O aumento de DSTs entre jovens brasileiros

Enviada em 03/04/2020

Em meados do século XVII, Gabriel Fallopio, anatomista italiano, já orientava os seus pacientes a utilizarem um saco de linho em torno do pênis para protegê-los contra a sífilis. Posteriormente, no contexto contemporâneo brasileiro, as Doenças Sexualmente Transmissíveis (DSTs) entre os jovens têm crescido bastante, trazendo danos, muitas vezes irreparáveis, à saúde física e mental. Dessa maneira, o uso irregular do preservativo e a perpetuação de uma cultura que trata a sexualidade como um tabu são as principais causas de tal imbróglio entre os jovens brasileiros.

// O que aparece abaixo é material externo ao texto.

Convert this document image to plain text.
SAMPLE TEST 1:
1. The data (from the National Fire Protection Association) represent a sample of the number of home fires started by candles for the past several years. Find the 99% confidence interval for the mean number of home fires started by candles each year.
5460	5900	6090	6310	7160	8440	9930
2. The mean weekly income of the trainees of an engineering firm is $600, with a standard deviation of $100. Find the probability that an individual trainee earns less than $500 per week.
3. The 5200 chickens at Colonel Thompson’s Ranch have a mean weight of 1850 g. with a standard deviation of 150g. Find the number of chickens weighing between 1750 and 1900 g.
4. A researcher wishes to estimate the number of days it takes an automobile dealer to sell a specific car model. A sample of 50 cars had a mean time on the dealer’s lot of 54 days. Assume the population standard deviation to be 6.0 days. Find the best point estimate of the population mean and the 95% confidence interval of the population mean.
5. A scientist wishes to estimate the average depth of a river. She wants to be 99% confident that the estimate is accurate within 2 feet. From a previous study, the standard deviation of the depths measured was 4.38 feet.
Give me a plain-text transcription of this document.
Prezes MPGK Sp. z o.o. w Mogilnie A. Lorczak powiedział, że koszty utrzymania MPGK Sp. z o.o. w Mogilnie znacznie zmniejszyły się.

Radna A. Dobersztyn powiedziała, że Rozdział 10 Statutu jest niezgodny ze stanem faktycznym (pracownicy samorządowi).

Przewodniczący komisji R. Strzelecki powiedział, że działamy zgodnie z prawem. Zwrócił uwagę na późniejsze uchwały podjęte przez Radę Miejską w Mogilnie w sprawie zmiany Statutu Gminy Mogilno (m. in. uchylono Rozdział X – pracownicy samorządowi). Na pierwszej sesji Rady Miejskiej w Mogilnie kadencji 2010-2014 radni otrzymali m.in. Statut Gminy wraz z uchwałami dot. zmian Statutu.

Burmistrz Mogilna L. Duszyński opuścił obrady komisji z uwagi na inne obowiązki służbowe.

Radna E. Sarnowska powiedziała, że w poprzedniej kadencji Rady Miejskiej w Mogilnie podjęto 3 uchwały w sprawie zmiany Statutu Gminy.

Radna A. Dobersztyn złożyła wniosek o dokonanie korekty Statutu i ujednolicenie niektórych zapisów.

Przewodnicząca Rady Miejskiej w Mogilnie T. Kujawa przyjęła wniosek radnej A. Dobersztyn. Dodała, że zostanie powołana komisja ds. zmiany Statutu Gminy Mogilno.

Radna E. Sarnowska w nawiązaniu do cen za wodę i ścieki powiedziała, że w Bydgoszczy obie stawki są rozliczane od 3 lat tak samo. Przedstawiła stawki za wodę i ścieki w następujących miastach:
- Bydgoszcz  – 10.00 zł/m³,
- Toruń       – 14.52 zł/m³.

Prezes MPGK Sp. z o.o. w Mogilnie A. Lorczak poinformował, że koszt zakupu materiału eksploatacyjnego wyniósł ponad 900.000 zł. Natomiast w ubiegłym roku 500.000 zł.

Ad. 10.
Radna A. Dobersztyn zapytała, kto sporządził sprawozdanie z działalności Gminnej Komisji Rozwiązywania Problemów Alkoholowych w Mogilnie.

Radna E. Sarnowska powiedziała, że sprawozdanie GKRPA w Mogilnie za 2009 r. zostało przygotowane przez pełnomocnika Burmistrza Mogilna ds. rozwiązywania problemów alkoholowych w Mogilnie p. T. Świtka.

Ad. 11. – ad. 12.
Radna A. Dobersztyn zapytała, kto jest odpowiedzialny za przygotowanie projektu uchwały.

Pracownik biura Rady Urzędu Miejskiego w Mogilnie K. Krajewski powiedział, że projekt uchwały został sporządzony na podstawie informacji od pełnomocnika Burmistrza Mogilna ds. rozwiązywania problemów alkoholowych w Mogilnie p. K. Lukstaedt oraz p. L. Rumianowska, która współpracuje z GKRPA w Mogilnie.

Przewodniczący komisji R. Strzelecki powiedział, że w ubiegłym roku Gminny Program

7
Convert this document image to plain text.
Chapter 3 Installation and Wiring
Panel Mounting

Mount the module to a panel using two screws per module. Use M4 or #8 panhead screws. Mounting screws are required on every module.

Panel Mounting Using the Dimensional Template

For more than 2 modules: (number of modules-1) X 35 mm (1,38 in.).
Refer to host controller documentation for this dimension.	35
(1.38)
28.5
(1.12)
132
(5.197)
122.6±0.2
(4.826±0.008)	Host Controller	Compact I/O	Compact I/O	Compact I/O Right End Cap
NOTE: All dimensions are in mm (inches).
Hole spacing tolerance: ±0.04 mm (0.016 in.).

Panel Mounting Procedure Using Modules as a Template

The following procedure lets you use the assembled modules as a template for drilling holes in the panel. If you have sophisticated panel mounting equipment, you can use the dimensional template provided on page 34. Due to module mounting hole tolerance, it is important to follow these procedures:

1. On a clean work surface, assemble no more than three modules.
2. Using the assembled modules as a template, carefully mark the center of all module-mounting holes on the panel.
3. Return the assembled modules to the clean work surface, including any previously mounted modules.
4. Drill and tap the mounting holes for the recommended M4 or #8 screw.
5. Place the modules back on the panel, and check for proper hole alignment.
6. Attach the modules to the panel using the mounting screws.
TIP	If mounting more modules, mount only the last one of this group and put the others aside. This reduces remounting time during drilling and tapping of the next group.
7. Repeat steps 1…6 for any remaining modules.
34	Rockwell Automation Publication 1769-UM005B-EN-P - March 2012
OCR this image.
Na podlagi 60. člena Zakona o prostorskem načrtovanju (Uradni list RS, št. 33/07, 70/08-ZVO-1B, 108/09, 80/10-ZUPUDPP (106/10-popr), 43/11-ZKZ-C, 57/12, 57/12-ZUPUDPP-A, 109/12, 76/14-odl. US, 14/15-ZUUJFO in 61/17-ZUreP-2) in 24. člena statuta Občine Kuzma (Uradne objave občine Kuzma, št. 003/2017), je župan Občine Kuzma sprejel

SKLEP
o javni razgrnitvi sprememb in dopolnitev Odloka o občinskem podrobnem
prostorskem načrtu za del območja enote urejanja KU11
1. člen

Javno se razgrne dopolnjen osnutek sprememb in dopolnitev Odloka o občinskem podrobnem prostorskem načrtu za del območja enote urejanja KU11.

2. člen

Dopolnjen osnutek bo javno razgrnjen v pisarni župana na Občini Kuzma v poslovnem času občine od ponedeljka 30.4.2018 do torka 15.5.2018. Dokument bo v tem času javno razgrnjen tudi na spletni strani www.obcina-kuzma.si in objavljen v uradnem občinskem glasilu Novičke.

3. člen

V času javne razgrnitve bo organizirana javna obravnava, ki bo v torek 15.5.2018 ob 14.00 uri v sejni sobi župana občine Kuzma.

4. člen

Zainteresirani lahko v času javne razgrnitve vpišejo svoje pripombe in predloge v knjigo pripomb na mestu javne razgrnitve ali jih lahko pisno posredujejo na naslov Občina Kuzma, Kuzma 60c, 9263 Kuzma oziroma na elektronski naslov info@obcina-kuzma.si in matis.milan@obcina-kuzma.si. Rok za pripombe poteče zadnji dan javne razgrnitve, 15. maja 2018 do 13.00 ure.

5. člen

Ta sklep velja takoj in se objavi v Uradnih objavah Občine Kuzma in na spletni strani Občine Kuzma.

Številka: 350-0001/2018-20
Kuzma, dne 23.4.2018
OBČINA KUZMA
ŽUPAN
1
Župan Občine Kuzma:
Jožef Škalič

Em primeira instância, apesar do maior acesso à camisinha, na contemporaneidade, como um método preservativo seguro, a maioria dos jovens se mostra indiferente quanto ao seu uso, resultando no aumento dos casos de DSTs no país. Segundo pesquisa realizada pelo Ministério da Saúde em 2017, embora nove em cada dez adolescentes tenham a informação que usar o preservativo é a melhor forma de prevenir o HIV, 60% desses jovens tiveram relações sexuais desprotegidas. Sendo assim, a falta de preocupação e descuido típicos da juventude sobre o estado de vulnerabilidade que se encontra contribuem para que a prevenção não seja tratada com a devida prioridade. Ainda, o uso do preservativo pelos adolescentes é visto como algo “fora de moda” e a maioria parece não ter medo de contrair DSTs por acreditarem que há tratamentos específicos, o que justifica a sua baixa adesão.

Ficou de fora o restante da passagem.